Claudie v0.9

Due to changes to the core of how Claudie works with terraform files and representation of the data in persistent storage the v0.9.x version will not be backwards compatible with clusters build using previous Claudie versions.

Most notable changes (TL;DR)

• Support for pluggable external terraform files was added, breaking the dependency of updated terraform files on a new Claudie version. The ability to arbitrarily change the templates used by Claudie was made available to the user. As a result, Claudie has implemented a rolling update of the infrastructure in case a change in the terraform templates is detected, by gradually updating the build cluster one nodepool at a time.
• Merged the Scheduler and Context-box service into a single called Manager.
• Each Nodepool now has its own SSH keys instead of sharing a single SSH key per kubernetes cluster.

Experimental

• We have added support for an HTTP proxy to be used when building Kubernetes clusters. This was mainly motivated by the issues we encountered while building multi-provider clusters, where some IP addresses assigned to some of the VMs were being misused and blacklisted/blocked in various registries. By using the HTTP proxy, it is possible to work around this and get the cluster built successfully.

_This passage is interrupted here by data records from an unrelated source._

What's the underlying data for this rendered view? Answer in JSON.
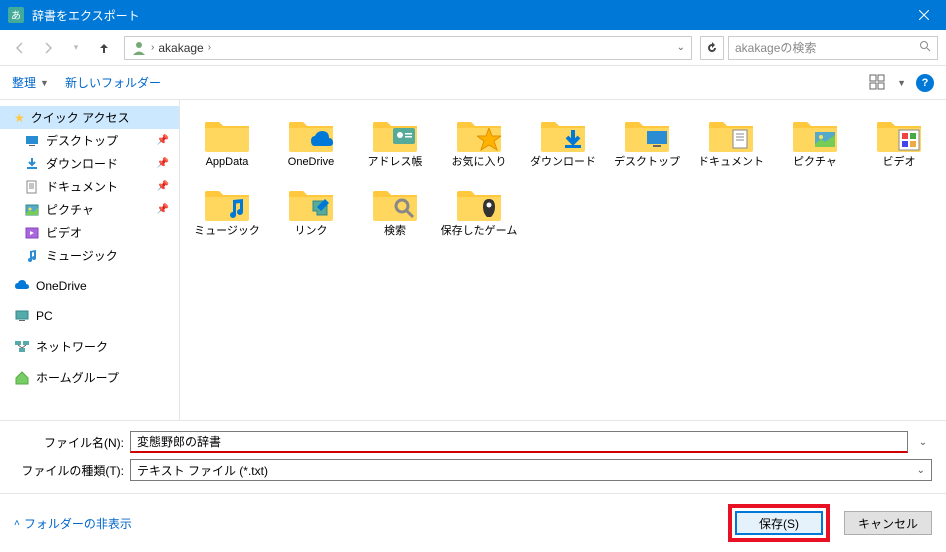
{
  "title": "辞書をエクスポート",
  "breadcrumb": {
    "user": "akakage"
  },
  "search": {
    "placeholder": "akakageの検索"
  },
  "toolbar": {
    "organize": "整理",
    "newfolder": "新しいフォルダー"
  },
  "sidebar": {
    "quick": "クイック アクセス",
    "items": [
      {
        "label": "デスクトップ",
        "icon": "desktop",
        "pinned": true
      },
      {
        "label": "ダウンロード",
        "icon": "download",
        "pinned": true
      },
      {
        "label": "ドキュメント",
        "icon": "document",
        "pinned": true
      },
      {
        "label": "ピクチャ",
        "icon": "picture",
        "pinned": true
      },
      {
        "label": "ビデオ",
        "icon": "video",
        "pinned": false
      },
      {
        "label": "ミュージック",
        "icon": "music",
        "pinned": false
      }
    ],
    "onedrive": "OneDrive",
    "pc": "PC",
    "network": "ネットワーク",
    "homegroup": "ホームグループ"
  },
  "folders": [
    {
      "label": "AppData",
      "overlay": "none"
    },
    {
      "label": "OneDrive",
      "overlay": "cloud"
    },
    {
      "label": "アドレス帳",
      "overlay": "contact"
    },
    {
      "label": "お気に入り",
      "overlay": "star"
    },
    {
      "label": "ダウンロード",
      "overlay": "download"
    },
    {
      "label": "デスクトップ",
      "overlay": "desktop"
    },
    {
      "label": "ドキュメント",
      "overlay": "document"
    },
    {
      "label": "ピクチャ",
      "overlay": "picture"
    },
    {
      "label": "ビデオ",
      "overlay": "video"
    },
    {
      "label": "ミュージック",
      "overlay": "music"
    },
    {
      "label": "リンク",
      "overlay": "link"
    },
    {
      "label": "検索",
      "overlay": "search"
    },
    {
      "label": "保存したゲーム",
      "overlay": "game"
    }
  ],
  "form": {
    "filename_label": "ファイル名(N):",
    "filename_value": "変態野郎の辞書",
    "filetype_label": "ファイルの種類(T):",
    "filetype_value": "テキスト ファイル (*.txt)"
  },
  "footer": {
    "hide_folders": "フォルダーの非表示",
    "save": "保存(S)",
    "cancel": "キャンセル"
  }
}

Currently the HTTP proxy is experimental, it is made available by modifying the HTTP_PROXY_MODE in the Claudie config map in the claudie namespace. The possible values are (on|off|default). Default means that if a kubernetes cluster uses Hetzner nodepools, it will automatically switch to using the proxy, as we have encountered the most bad IP issues with Hetzner. By default the proxy is turned off.

It should be noted that the proxy is still in an experimental phase, where the API for interacting with the proxy may change in the future. Therefore, clusters using this feature in this release run the risk of being backwards incompatible with future 0.9.x releases, which will further stabilise the proxy API.

Deployment

To deploy Claudie v0.9.X, please:

1. Download claudie.yaml from release page

2. Verify the checksum with sha256 (optional)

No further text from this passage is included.